Suppose I intend to run the total of 1,000,000 threads. I have 1D blocks, blockDim = 512. This will yield gridDim = 1954.
Now, each block allocates 1K of shared memory. I have 14 SMs. Since the limit for my GPU is 48K per SM, with this many blocks, it is conceivable that 139 may be allocated per SM, meaning that I may end up violating the max shared memory limitation.
Is this conclusion correct? Or are there other factors I am not taking into account?
There are other factors you’re not taking into account.
Each SM has a limit on the number of threadblocks (lower than 139) that can be resident as well as a limit on the number of threads that can be resident (usually 1536 or 2048, depending on GPU). So the thread limitation would prevent more than 3-4 of your 512-thread threadblocks from being resident on an SM at any given time.
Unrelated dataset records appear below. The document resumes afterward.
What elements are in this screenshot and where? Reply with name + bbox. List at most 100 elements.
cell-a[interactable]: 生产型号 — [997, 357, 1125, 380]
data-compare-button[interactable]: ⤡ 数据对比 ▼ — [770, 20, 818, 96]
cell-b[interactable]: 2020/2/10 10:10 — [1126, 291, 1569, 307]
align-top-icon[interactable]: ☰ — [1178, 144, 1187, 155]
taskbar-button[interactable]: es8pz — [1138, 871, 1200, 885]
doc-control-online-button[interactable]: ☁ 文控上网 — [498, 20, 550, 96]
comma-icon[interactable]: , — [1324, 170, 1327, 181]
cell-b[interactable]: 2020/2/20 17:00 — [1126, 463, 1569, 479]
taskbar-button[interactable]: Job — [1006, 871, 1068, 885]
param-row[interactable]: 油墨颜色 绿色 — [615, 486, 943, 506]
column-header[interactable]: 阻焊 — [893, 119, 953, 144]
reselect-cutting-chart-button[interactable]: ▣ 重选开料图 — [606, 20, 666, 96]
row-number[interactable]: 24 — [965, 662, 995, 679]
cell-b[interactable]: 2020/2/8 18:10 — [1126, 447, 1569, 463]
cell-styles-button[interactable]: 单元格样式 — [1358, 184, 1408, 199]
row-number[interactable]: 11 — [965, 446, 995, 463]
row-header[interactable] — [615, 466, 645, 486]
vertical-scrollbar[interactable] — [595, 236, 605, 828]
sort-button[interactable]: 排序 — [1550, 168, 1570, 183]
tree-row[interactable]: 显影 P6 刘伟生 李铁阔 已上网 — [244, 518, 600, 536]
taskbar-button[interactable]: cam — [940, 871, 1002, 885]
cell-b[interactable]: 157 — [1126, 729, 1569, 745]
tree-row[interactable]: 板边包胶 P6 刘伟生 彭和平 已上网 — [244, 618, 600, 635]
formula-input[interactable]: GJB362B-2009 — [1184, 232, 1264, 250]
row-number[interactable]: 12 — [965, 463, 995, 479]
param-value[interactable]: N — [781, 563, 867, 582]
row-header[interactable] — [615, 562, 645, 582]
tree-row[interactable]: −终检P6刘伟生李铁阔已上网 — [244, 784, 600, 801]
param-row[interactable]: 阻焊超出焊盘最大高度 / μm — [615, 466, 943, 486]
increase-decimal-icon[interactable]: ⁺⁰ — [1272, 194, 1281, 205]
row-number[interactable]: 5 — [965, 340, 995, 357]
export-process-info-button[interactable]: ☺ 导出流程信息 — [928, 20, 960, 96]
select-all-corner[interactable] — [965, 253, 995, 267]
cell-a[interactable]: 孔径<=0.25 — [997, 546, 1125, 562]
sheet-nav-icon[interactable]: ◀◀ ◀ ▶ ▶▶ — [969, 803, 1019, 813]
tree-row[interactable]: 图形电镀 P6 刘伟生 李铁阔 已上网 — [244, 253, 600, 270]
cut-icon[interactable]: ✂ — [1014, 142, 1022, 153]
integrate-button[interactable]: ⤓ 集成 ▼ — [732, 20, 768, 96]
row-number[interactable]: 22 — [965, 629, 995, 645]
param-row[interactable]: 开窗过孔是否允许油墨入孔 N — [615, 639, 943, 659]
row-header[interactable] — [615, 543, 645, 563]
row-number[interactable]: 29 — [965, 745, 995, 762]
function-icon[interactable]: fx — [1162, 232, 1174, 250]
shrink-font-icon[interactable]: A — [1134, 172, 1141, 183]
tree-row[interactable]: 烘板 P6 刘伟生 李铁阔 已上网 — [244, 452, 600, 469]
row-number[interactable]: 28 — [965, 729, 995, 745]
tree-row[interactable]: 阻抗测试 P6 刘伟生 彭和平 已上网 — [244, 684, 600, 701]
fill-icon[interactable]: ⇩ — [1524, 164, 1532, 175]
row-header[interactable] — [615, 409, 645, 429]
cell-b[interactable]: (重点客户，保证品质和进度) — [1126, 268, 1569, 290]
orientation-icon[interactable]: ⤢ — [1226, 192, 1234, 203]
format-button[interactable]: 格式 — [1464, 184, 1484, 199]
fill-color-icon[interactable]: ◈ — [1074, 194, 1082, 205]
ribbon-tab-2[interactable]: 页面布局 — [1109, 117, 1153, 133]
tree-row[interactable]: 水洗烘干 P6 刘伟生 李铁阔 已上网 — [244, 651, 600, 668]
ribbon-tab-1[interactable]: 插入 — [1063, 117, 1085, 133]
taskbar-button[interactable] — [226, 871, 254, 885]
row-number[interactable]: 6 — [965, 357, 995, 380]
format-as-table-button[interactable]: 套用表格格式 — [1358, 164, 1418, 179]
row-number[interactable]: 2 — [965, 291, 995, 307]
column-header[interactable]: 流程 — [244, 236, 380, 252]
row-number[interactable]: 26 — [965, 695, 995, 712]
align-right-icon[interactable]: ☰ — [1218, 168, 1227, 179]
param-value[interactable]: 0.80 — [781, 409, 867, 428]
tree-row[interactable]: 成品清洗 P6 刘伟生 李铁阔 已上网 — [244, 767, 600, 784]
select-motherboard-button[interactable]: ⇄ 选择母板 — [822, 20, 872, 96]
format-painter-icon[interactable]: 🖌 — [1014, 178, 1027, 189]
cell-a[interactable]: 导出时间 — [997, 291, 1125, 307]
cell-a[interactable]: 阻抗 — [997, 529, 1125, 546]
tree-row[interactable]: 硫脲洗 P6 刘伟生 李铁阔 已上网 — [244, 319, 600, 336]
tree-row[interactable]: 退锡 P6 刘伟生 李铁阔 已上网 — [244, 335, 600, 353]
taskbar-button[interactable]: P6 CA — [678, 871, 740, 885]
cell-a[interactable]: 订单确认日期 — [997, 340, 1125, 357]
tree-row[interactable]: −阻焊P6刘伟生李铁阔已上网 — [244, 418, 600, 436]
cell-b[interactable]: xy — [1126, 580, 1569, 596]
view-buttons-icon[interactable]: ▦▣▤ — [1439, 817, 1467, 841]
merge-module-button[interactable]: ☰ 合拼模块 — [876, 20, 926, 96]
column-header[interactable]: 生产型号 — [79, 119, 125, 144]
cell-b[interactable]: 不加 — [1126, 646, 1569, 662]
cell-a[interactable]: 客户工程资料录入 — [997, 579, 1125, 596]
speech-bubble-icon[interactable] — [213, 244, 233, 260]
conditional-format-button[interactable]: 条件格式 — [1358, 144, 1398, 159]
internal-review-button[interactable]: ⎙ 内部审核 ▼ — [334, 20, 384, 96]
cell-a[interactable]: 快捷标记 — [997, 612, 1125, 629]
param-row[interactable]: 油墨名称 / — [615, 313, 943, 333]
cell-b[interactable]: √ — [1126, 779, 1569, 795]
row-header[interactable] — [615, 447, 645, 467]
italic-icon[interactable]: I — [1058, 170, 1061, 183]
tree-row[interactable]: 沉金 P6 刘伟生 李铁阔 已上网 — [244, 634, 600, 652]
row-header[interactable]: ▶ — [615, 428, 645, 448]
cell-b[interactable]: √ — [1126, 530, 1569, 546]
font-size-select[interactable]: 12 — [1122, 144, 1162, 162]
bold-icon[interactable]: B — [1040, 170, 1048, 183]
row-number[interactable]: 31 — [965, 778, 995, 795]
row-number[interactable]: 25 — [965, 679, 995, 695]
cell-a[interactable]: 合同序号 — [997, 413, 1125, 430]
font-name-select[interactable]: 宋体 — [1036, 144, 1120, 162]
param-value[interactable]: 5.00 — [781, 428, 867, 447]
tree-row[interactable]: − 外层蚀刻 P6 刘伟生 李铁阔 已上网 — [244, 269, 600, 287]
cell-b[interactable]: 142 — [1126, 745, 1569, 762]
New threadblocks would not become resident until previous ones had finished, and released their shared memory allocation. So given your scenario it appears that no more than 4K out of 48K of shared memory would be in use on any SM at any given time.
Furthermore, threadblocks are not issued to SMs until there are sufficient resources of all types necessary to support that threadblock. So even if your threadblocks were using, say, 32KB of shared memory, that just means that shared memory would become the limiting factor, and no more than 1-3 threadblocks would be resident on an SM, at any given time, due to shared memory resource limits.
Ok. This clarifies it. Thank you very much.